Nesta viagem da saudade, a sua prioridade era rever a família. Não se tratava, é certo, verdadeiramente de uma família. Francisco sabia que fora adoptado e apenas dona Beatriz o fizera sentir-se de facto desejado; não lhe dera educação, era uma realidade, mas talvez isso se devesse mais à natural relutância de Francisco em estudar do que à vontade da mãe adoptiva de usar os seus consideráveis músculos para a ajudar nos trabalhos pesados de casa ou da loja. Ou pelo menos era isso o que ele gostava de pensar.

Quando dona Beatriz morreu, o rapaz ficou entregue à irmã mais velha, apesar de a relação entre ambos nunca ter sido muito estreita. Beatriz era a sua verdadeira família, Amélia uma pobre substituta. Mas era o que tinha. À outra irmã, Joana, poucas vezes lhe pusera os olhos em cima, até porque a rapariga cedo fora para casa do padrinho e apenas após a morte da mãe se haviam aproximado, já em Penafiel.

Vendo Amélia sentada na terceira fila, Francisco suspirou. A irmã adoptiva não estava à altura de dona Beatriz, sabia-o. Mas era o mais próximo que tinha do conceito de família.

Como ele ansiava por uma família! Toda a sua infância se concentrava agora naquela mulher. Se ela o enjeitasse, nada mais lhe restaria no mundo.

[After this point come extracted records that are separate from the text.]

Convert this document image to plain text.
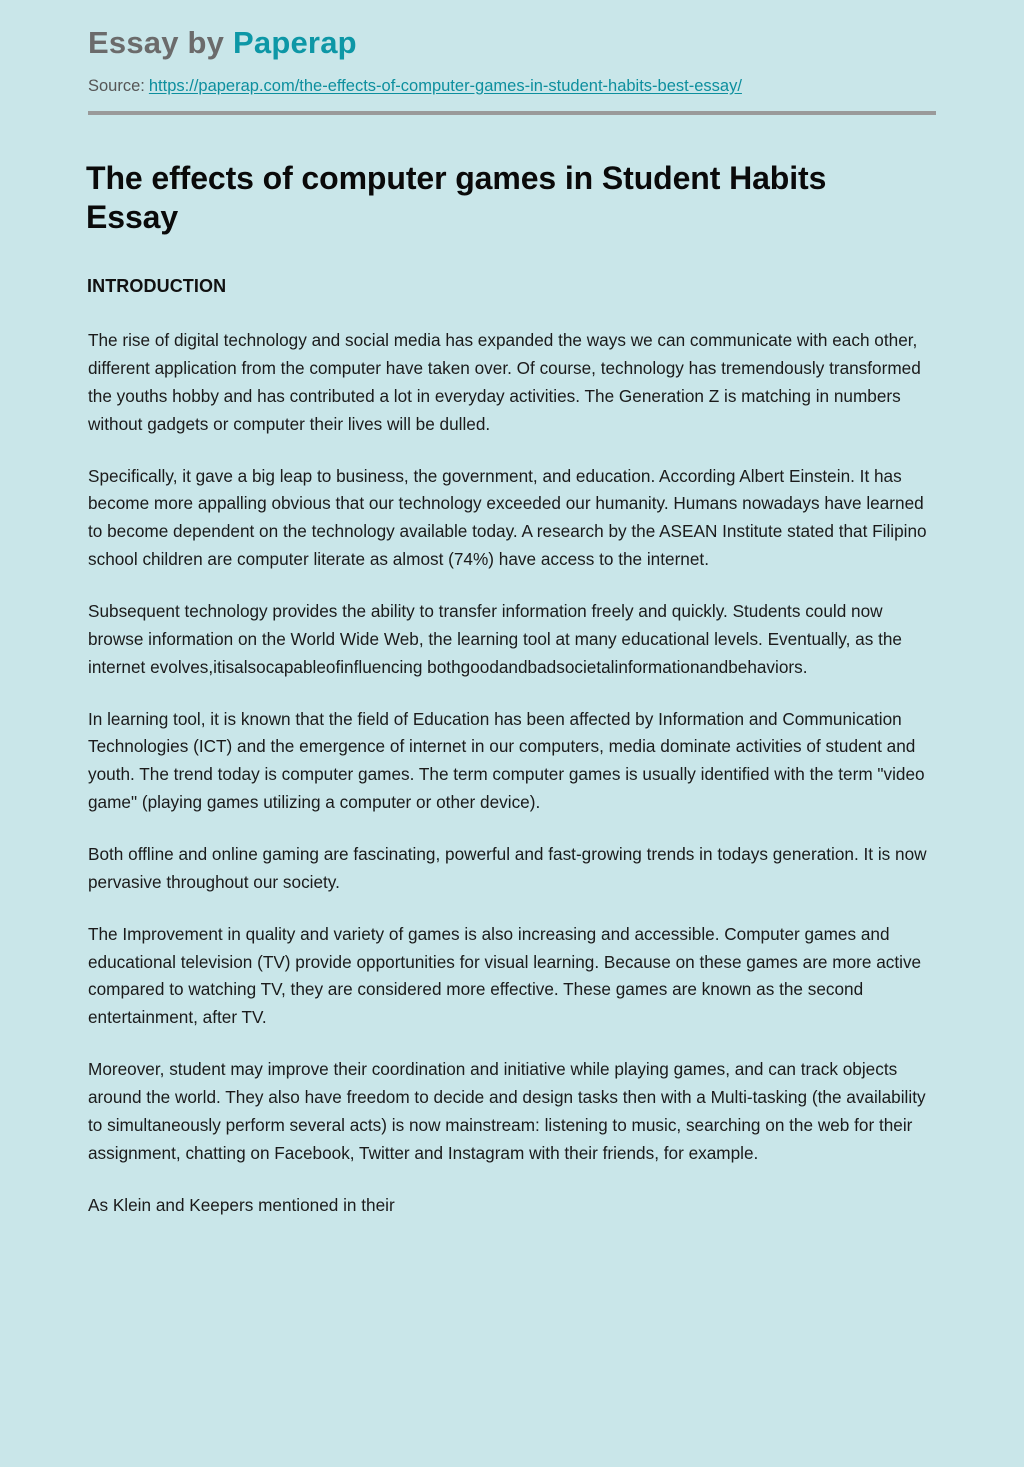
Essay by Paperap
Source: https://paperap.com/the-effects-of-computer-games-in-student-habits-best-essay/
The effects of computer games in Student Habits Essay
INTRODUCTION

The rise of digital technology and social media has expanded the ways we can communicate with each other, different application from the computer have taken over. Of course, technology has tremendously transformed the youths hobby and has contributed a lot in everyday activities. The Generation Z is matching in numbers without gadgets or computer their lives will be dulled.

Specifically, it gave a big leap to business, the government, and education. According Albert Einstein. It has become more appalling obvious that our technology exceeded our humanity. Humans nowadays have learned to become dependent on the technology available today. A research by the ASEAN Institute stated that Filipino school children are computer literate as almost (74%) have access to the internet.

Subsequent technology provides the ability to transfer information freely and quickly. Students could now browse information on the World Wide Web, the learning tool at many educational levels. Eventually, as the internet evolves,itisalsocapableofinfluencing bothgoodandbadsocietalinformationandbehaviors.

In learning tool, it is known that the field of Education has been affected by Information and Communication Technologies (ICT) and the emergence of internet in our computers, media dominate activities of student and youth. The trend today is computer games. The term computer games is usually identified with the term "video game" (playing games utilizing a computer or other device).

Both offline and online gaming are fascinating, powerful and fast-growing trends in todays generation. It is now pervasive throughout our society.

The Improvement in quality and variety of games is also increasing and accessible. Computer games and educational television (TV) provide opportunities for visual learning. Because on these games are more active compared to watching TV, they are considered more effective. These games are known as the second entertainment, after TV.

Moreover, student may improve their coordination and initiative while playing games, and can track objects around the world. They also have freedom to decide and design tasks then with a Multi-tasking (the availability to simultaneously perform several acts) is now mainstream: listening to music, searching on the web for their assignment, chatting on Facebook, Twitter and Instagram with their friends, for example.

As Klein and Keepers mentioned in their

Alheia aos olhos que a espreitavam lá atrás, Amélia virou a cara para a direita e inclinou-se para o lado, subitamente ocupada com algo que Francisco não descortinava no local onde se encontrava. Intrigado, mudou de posição e, já com um melhor ângulo de visão, percebeu que a irmã adoptiva ajeitava a roupa de uma criança muito pequena, devia ter uns dois anos. Pelos vistos, era um novo filho. Nos lugares ao lado dela sentavam-se as outras crianças, que ele já conhecia, embora estivessem agora maiores. As duas meninas pareciam--lhe diferentes, mais alongadas, mas conseguiu reconhecer António, o mais velho, já um rapazinho muito bem aperaltado, franzino e tenro. Um copinho de leite, pensou com um sorriso velhaco; não daria para legionário.

Quando a missa acabou e os fiéis dispersaram, Francisco seguiu a irmã a uma distância prudente na descida pelo jardim do Sameiro e só se deu a ver já a uns passos de casa dela.

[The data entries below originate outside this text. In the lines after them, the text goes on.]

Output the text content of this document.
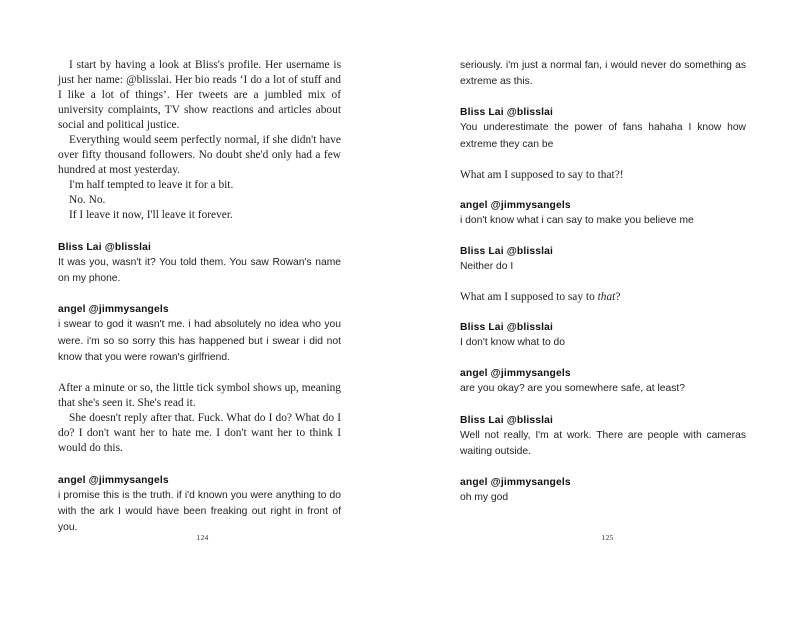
I start by having a look at Bliss's profile. Her username is just her name: @blisslai. Her bio reads ‘I do a lot of stuff and I like a lot of things’. Her tweets are a jumbled mix of university complaints, TV show reactions and articles about social and political justice.

Everything would seem perfectly normal, if she didn't have over fifty thousand followers. No doubt she'd only had a few hundred at most yesterday.

I'm half tempted to leave it for a bit.

No. No.

If I leave it now, I'll leave it forever.

Bliss Lai @blisslai

It was you, wasn't it? You told them. You saw Rowan's name on my phone.

angel @jimmysangels

i swear to god it wasn't me. i had absolutely no idea who you were. i'm so so sorry this has happened but i swear i did not know that you were rowan's girlfriend.

After a minute or so, the little tick symbol shows up, meaning that she's seen it. She's read it.

She doesn't reply after that. Fuck. What do I do? What do I do? I don't want her to hate me. I don't want her to think I would do this.

angel @jimmysangels

i promise this is the truth. if i'd known you were anything to do with the ark I would have been freaking out right in front of you.

124

seriously. i'm just a normal fan, i would never do something as extreme as this.

Bliss Lai @blisslai

You underestimate the power of fans hahaha I know how extreme they can be

What am I supposed to say to that?!

angel @jimmysangels

i don't know what i can say to make you believe me

Bliss Lai @blisslai

Neither do I

What am I supposed to say to that?

Bliss Lai @blisslai

I don't know what to do

angel @jimmysangels

are you okay? are you somewhere safe, at least?

Bliss Lai @blisslai

Well not really, I'm at work. There are people with cameras waiting outside.

angel @jimmysangels

oh my god

125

"Senhora", chamou. "Senhora."

Amélia olhou para trás e quase se assustou ao reconhecê-lo.

"Chico!"

"Como está, senhora?"

A irmã olhou em redor, quase aflita, preocupada com a possibilidade de serem vistos.

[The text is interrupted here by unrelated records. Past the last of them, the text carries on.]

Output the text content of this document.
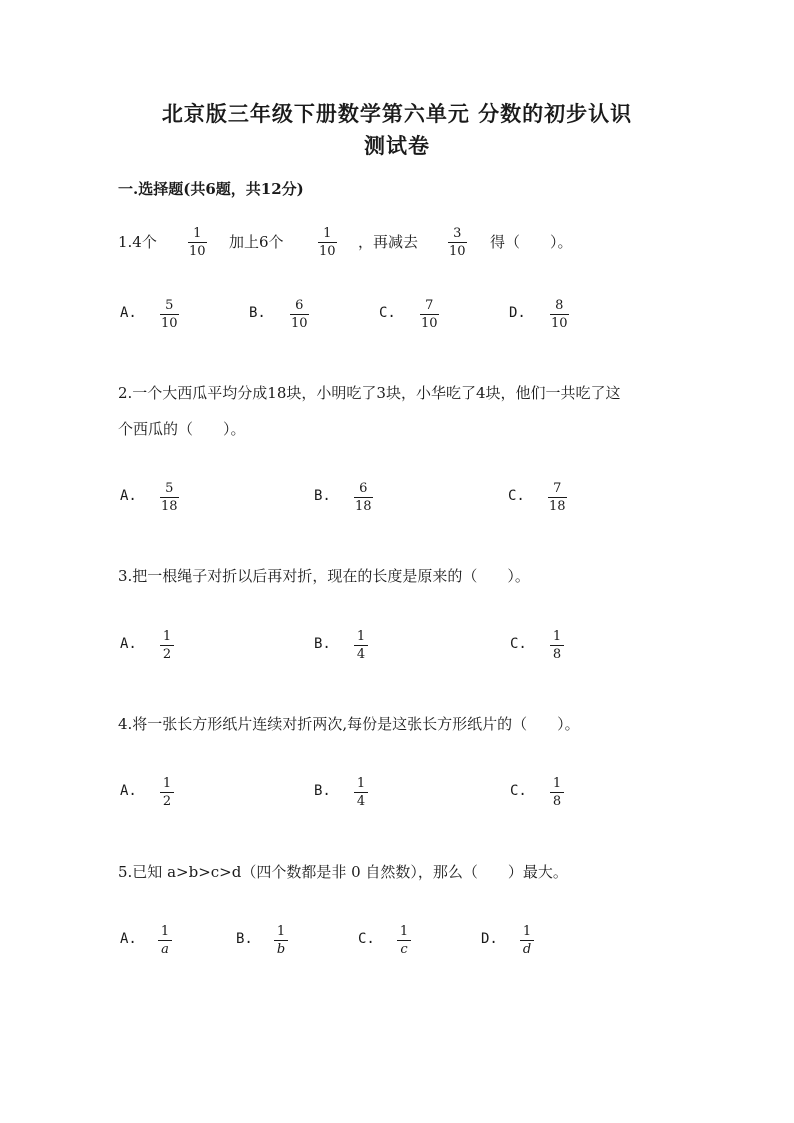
北京版三年级下册数学第六单元 分数的初步认识
测试卷
一.选择题(共6题，共12分)
1.4个	1
10
加上6个	1
10
，再减去	3
10
得（　　）。
A. 5
10
B. 6
10
C. 7
10
D. 8
10
2.一个大西瓜平均分成18块，小明吃了3块，小华吃了4块，他们一共吃了这
个西瓜的（　　）。
A. 5
18
B. 6
18
C. 7
18
3.把一根绳子对折以后再对折，现在的长度是原来的（　　）。
A. 1
2
B. 1
4
C. 1
8
4.将一张长方形纸片连续对折两次,每份是这张长方形纸片的（　　）。
A. 1
2
B. 1
4
C. 1
8
5.已知 a>b>c>d（四个数都是非 0 自然数），那么（　　）最大。
A. 1
a
B. 1
b
C. 1
c
D. 1
d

Na verdade, muita gente olhava. A missa tinha acabado e a multidão descia ainda pela rua.

"O que estás aqui a fazer?" Deu meia volta e dirigiu-se apressadamente à porta de casa com a chave na mão. "Anda, vamos entrar."

Abriu a porta e quase empurrou Francisco para dentro. Depois ajudou os filhos e fechou a porta.

Já tranquilizada por estarem resguardados da curiosidade alheia, pousou os olhos no irmão adoptivo e estudou-o dos pés à cabeça.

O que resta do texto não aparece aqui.